Im 51 and have been diagnosed since 1997. I have also been on medication since then and yes I am bloody terrified. I took part in this survey and await with interest the full findings. My long term partner died suddenly in 2006 and although we had made financial plans we had not had out civil ceremony. His employers (the NHS) refused to recognise his death in service wishes and as a result all his estate went to his estranged family. I ended up homeless and lost my lifelong possessions. I am fortunate that i finally got rehoused by the council after a long battle with depression and suicide attempts. I know my health wont get any better as a result of the HIV and it does feel as though the council now do not want to know nor recognise the fact that living with HIV as an older man is an issue. I see now that I should have made contingency plans but did not realise quite how callous life can be. I am scared beyond belief espescially of getting more ill and not being able to do anything about it or dying alone at home.
If the study says it’s bad now then just wait till the IB migration next spring when just about everyone on benefits will be dumped on JSA.

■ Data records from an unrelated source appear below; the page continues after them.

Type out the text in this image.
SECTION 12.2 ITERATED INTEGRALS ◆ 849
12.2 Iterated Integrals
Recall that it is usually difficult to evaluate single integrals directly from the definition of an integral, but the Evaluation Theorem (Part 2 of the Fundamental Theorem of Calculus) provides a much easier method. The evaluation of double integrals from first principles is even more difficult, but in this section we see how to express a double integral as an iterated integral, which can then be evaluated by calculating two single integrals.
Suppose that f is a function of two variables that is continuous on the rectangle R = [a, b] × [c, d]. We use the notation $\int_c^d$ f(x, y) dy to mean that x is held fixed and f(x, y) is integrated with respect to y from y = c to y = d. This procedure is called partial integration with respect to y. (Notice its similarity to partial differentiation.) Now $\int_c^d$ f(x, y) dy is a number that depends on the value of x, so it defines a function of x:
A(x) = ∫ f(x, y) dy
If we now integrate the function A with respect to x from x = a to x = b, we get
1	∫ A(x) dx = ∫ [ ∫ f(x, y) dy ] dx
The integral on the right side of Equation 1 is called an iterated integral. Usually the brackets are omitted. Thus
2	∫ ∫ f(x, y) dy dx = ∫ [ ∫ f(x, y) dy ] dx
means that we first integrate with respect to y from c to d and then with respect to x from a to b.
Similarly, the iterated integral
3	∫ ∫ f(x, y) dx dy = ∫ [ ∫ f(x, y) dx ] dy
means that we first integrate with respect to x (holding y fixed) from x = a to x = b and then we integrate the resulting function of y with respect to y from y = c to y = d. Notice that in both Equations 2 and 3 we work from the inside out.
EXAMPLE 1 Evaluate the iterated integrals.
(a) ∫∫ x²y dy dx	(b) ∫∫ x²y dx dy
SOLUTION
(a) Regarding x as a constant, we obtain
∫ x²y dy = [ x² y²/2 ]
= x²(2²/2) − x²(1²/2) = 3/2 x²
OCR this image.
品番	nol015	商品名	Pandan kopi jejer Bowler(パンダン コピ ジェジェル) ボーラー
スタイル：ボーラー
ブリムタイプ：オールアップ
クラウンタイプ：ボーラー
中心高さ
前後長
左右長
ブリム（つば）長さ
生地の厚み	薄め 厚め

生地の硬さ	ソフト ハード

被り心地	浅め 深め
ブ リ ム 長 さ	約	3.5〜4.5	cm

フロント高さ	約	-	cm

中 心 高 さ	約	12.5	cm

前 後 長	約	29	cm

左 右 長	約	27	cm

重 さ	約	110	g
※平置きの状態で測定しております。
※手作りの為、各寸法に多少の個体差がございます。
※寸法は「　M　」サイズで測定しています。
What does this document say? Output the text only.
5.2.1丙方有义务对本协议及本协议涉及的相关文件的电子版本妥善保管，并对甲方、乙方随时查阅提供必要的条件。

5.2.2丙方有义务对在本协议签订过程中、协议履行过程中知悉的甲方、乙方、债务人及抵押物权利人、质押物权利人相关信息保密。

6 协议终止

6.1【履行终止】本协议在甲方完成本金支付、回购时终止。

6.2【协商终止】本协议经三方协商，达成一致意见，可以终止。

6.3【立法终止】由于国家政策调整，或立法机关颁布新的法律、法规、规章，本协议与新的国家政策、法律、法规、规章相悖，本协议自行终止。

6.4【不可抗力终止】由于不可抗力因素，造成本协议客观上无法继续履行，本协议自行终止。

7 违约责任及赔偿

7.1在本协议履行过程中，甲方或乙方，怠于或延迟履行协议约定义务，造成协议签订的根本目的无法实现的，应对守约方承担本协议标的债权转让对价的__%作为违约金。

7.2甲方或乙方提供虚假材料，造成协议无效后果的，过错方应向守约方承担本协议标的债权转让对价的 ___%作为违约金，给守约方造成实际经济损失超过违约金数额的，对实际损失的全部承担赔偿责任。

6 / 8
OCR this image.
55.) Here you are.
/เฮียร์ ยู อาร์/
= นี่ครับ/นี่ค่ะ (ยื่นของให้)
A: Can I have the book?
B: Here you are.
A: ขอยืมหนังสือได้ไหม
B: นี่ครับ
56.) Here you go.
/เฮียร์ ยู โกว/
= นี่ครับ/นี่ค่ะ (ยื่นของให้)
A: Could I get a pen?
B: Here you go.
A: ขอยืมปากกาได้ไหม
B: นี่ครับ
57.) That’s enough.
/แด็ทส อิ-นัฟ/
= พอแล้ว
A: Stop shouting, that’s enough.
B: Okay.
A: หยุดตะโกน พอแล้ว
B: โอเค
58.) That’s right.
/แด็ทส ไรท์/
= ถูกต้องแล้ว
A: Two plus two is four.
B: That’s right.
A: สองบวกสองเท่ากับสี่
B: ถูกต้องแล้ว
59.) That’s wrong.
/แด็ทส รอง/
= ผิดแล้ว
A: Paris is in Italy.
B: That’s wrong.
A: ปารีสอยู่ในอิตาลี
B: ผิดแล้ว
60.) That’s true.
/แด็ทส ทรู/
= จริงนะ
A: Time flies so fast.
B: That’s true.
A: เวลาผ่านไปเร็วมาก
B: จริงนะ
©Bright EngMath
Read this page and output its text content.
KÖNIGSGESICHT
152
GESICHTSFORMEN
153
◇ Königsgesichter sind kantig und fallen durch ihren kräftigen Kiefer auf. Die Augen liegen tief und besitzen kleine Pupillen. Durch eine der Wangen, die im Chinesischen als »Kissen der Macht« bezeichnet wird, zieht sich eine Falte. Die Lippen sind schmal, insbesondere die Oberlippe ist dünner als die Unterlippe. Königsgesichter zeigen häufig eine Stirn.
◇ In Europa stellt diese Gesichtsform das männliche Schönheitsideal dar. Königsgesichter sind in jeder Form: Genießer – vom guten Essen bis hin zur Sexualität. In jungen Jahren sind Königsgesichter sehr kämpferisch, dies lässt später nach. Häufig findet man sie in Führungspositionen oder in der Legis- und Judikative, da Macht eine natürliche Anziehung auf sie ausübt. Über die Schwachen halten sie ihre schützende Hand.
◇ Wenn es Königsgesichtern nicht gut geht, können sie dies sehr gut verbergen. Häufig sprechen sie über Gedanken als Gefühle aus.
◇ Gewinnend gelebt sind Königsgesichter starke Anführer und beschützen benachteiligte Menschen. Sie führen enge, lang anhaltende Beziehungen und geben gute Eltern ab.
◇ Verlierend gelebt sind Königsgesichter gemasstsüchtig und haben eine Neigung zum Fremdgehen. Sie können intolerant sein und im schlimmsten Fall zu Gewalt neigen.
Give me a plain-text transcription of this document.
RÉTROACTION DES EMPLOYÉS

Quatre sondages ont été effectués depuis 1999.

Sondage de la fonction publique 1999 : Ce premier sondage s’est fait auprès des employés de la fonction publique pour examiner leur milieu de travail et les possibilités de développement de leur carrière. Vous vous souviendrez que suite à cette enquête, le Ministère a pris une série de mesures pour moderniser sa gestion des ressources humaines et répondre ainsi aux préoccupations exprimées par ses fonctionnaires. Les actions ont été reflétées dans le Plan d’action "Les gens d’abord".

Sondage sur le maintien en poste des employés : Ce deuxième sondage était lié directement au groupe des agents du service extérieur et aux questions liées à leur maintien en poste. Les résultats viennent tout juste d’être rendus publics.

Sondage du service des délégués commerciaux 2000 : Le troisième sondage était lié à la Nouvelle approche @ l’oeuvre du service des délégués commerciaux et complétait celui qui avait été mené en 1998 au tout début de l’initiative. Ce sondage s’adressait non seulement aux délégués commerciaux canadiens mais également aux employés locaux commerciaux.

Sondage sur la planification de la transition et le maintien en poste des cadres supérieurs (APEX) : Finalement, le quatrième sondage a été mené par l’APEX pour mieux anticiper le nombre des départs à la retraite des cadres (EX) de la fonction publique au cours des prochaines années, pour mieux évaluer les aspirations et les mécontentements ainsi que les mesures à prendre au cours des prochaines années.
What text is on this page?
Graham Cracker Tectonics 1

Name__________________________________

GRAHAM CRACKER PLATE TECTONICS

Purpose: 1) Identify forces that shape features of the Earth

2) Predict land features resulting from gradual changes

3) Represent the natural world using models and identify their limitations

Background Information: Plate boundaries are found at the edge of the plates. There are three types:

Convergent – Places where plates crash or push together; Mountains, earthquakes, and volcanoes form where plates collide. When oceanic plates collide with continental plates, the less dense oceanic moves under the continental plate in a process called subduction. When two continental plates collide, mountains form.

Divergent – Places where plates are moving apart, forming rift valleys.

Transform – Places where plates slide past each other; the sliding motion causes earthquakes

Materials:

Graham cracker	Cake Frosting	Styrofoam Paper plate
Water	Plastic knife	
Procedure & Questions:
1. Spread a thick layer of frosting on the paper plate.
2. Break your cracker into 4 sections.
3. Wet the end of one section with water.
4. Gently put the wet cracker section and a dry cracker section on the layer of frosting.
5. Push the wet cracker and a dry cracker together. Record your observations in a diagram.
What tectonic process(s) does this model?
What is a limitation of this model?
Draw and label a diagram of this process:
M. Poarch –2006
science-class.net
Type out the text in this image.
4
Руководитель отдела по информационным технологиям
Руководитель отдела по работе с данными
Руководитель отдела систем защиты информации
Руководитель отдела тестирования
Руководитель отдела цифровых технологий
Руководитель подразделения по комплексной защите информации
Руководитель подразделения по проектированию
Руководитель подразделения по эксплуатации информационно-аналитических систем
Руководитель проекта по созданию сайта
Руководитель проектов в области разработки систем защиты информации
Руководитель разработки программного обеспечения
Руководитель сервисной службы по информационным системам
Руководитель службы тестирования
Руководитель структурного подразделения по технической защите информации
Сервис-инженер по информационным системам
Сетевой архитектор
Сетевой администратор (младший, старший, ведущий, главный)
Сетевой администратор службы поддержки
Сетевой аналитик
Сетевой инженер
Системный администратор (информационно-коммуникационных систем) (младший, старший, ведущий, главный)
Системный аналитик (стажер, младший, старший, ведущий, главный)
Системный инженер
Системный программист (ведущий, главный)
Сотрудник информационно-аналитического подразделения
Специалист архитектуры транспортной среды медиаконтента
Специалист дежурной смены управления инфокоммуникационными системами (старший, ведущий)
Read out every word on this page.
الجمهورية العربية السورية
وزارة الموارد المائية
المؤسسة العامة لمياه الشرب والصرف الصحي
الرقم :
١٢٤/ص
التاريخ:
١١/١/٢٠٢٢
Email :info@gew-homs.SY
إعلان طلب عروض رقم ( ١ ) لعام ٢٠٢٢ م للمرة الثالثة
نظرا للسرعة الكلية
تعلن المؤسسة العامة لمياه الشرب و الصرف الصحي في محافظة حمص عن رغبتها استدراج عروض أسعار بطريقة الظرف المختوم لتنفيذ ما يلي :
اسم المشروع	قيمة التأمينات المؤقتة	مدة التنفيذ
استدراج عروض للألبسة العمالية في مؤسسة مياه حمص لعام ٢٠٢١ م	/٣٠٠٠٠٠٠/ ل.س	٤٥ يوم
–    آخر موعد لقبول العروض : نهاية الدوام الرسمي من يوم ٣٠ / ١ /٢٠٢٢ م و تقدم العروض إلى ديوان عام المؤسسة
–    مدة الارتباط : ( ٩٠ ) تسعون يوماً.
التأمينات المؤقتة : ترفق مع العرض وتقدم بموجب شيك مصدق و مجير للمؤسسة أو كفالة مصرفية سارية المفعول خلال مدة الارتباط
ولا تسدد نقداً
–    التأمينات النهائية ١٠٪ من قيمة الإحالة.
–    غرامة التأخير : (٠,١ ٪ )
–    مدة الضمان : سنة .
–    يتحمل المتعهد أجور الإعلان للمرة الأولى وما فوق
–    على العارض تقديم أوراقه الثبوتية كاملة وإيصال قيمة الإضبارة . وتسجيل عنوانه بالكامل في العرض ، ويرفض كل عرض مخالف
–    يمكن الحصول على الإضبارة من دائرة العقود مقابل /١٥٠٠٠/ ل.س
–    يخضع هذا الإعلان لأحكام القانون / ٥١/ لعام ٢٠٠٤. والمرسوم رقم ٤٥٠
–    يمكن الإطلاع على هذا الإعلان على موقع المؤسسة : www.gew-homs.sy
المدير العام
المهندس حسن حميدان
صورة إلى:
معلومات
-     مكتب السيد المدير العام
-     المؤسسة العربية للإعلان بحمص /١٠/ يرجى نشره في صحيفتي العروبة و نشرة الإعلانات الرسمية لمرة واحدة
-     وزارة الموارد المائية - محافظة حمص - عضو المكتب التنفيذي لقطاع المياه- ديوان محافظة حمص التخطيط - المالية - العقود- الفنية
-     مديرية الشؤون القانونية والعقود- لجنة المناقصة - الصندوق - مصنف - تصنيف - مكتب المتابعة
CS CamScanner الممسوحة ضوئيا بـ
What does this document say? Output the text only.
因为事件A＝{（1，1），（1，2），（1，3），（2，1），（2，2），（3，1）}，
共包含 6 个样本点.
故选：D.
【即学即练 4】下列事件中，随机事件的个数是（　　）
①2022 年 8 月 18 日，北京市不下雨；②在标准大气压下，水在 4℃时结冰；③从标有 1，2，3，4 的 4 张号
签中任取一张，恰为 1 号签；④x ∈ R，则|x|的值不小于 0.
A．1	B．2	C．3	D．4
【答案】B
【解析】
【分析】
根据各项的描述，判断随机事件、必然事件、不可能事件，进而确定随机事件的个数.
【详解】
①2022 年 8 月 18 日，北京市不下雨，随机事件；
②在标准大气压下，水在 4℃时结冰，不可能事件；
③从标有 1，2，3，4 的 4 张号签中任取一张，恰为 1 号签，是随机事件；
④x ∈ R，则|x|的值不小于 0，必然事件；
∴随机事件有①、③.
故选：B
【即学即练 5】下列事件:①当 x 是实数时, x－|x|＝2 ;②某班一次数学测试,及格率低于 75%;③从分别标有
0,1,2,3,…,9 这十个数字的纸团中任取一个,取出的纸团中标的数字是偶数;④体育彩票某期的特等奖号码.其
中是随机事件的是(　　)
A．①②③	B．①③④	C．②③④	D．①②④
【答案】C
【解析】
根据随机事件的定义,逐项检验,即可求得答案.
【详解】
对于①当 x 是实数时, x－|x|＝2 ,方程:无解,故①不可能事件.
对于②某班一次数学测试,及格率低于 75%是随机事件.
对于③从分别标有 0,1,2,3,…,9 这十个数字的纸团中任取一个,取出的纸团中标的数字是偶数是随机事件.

Then the DLA will stop as well. We’re in one of the worst recessions in history and they expect people who have been on meds for decades to get a job.It would be nice if the jobs existed. Do I state severe heart disease, liver disease, HIV, Arthris, depression and suicide attempts on the job application? Or do I lie and hope that if by a miracle someone employs me that they wont sack me when they find out I lied.
There’s no chance for long term unemployed and over fifty. Training will consist of a bog standard ECDL if your lucky. Most school leavers have that anyway. Its even getting dangerous to do voluntary work in case your penalised as fully capable and have your benefit stopped. I’m seriously considering giving up meds. If it takes full blown AIDS to retain my IB then I’ll give them that! At least I wont die in hopeless homeless poverty.